Grand débat jeunes à Lyon : un exercice démocratique laborieux mais foisonnant

Par Madeleine, observation du grand débat du 6 mars dans l’amphithéâtre Leclerc de l’Institut d’études politiques de Lyon (avenue Berthelot, Lyon 7).


Pour mon premier reportage sur le portail (je remercie encore l’équipe pour leur confiance), je vous propose deux articles, inspirés par mon observation du GDN à Sciences Po Lyon, en présence de Mme Frédérique Vidal, ministre de l’Enseignement supérieur, de la Recherche et de l’Innovation, et de M. David Kimelfeld, président de la Métropole de Lyon, et de leurs équipes respectives, ainsi que de M. Renaud Payre, directeur de l’IEP de Lyon. Mesurer l’état d’esprit de la jeunesse, cet évènement « Grand débat jeunes » montre la discorde frappant cette belle jeunesse de France : tolérante et soudée, fière d’elle, cette génération Erasmus est aussi agitée par des activistes niant la réalité. Or, je suis tombée sur un spectacle déroutant. Ce premier article sert donc de mise en contexte, le second abordera le fond des échanges, stimulants.

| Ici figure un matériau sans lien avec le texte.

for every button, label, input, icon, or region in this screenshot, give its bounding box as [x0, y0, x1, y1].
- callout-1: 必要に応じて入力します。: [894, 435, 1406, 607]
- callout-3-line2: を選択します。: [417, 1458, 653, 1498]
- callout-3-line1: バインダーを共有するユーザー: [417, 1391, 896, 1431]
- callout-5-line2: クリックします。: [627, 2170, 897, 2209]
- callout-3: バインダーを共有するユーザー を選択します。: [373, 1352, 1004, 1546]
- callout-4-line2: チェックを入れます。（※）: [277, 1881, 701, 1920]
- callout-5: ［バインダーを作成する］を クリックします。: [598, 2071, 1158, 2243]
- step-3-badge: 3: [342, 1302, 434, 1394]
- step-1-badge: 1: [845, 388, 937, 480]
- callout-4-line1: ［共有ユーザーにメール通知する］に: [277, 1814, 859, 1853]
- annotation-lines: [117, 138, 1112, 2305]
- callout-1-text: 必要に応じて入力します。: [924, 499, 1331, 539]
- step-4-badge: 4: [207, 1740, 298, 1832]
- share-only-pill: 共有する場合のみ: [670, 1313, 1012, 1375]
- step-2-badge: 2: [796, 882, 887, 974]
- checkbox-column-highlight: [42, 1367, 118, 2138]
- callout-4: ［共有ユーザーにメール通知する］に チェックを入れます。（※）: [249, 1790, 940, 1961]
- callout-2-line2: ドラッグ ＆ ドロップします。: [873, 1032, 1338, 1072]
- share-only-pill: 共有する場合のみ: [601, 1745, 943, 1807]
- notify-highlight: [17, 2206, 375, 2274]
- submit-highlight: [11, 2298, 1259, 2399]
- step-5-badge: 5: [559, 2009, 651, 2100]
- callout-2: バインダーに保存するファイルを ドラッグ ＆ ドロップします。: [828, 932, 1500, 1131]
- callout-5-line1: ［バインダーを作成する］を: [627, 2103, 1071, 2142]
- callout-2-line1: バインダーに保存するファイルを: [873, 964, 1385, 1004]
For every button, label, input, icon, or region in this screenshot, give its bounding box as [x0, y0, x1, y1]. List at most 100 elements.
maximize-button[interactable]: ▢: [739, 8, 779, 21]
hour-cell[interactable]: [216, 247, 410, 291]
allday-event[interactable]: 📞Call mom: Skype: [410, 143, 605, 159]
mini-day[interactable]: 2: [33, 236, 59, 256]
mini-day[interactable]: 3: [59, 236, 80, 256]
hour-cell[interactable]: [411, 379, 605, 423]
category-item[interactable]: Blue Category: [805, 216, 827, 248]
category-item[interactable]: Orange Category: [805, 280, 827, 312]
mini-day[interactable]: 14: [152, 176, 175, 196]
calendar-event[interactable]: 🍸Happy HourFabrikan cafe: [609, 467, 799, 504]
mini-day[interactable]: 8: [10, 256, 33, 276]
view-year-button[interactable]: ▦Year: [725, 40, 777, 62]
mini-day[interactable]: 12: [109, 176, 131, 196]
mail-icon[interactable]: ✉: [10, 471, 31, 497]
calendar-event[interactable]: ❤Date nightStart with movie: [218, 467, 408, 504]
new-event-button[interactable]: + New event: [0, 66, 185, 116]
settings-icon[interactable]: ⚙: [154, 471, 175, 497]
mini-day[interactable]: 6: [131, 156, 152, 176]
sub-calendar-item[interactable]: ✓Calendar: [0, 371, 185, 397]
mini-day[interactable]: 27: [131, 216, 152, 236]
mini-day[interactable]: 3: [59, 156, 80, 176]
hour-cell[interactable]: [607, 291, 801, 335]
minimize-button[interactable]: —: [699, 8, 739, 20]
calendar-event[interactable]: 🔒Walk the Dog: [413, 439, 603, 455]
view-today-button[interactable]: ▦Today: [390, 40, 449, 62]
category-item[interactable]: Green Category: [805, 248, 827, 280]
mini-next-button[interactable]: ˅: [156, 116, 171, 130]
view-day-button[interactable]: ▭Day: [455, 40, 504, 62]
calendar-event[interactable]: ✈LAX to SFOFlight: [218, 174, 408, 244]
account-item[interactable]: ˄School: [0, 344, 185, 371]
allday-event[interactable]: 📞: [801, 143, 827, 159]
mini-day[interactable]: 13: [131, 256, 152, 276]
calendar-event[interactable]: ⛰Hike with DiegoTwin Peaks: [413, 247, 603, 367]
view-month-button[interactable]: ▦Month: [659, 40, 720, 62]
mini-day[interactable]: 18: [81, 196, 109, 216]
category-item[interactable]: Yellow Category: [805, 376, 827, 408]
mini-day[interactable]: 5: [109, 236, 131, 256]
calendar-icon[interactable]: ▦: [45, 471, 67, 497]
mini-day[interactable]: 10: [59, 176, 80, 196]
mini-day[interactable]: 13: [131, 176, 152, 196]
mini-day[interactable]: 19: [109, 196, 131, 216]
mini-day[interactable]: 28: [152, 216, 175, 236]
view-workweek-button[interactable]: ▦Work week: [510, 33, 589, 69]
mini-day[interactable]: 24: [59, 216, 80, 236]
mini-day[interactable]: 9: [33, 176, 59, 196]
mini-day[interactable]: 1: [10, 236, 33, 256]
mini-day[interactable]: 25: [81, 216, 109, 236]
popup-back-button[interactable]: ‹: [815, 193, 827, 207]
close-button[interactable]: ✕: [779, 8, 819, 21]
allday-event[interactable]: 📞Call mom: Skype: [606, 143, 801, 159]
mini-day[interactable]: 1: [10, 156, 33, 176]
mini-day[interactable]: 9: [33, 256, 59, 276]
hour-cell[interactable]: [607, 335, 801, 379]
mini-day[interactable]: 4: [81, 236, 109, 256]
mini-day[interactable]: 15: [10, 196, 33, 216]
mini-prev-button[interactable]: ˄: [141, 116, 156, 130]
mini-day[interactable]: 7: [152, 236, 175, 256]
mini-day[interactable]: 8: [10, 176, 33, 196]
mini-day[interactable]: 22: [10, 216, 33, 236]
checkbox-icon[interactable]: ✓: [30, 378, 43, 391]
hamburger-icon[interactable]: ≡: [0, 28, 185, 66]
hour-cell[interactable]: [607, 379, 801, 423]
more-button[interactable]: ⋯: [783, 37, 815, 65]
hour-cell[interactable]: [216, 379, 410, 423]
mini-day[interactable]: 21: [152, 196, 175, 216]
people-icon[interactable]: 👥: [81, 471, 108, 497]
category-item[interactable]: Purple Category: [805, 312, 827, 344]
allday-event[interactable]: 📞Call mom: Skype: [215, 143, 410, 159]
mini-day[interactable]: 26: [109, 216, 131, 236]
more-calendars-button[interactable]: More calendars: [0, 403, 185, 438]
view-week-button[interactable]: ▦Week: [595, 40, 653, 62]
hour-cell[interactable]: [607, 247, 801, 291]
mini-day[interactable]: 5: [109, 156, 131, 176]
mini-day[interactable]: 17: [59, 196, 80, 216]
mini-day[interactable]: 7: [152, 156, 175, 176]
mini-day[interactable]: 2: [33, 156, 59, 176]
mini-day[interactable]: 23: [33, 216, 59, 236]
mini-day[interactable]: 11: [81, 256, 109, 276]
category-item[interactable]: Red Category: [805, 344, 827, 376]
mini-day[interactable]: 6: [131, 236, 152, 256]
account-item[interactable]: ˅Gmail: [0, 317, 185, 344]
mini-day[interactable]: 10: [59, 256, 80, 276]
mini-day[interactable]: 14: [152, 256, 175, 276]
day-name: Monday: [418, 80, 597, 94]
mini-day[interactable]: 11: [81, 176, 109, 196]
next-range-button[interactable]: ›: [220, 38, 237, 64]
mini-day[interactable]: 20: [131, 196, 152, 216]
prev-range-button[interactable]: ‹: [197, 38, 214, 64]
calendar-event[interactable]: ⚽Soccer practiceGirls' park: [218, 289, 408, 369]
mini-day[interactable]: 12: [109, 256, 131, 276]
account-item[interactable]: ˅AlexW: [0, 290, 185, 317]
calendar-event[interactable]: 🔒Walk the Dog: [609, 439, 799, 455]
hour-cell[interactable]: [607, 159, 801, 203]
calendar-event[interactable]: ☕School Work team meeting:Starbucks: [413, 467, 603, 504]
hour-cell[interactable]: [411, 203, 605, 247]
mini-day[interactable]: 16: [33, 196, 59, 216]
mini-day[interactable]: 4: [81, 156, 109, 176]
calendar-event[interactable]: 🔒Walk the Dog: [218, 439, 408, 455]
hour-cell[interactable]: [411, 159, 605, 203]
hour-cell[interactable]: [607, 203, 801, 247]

Photographie Sciences Po Lyon

Faire vivre le grand débat national, c’est à nos yeux plus que nécessaire : sur tous les fronts, le contexte politique n’a jamais été aussi tendu et « au bord du gouffre ». Il est bien plus urgent de reconstruire la vérité, en « libérant la parole » comme on dit désormais, en se pliant à l’exigence de la démocratie et du respect de soi et d’autrui qui est son fondement, au refus des idées toutes faites.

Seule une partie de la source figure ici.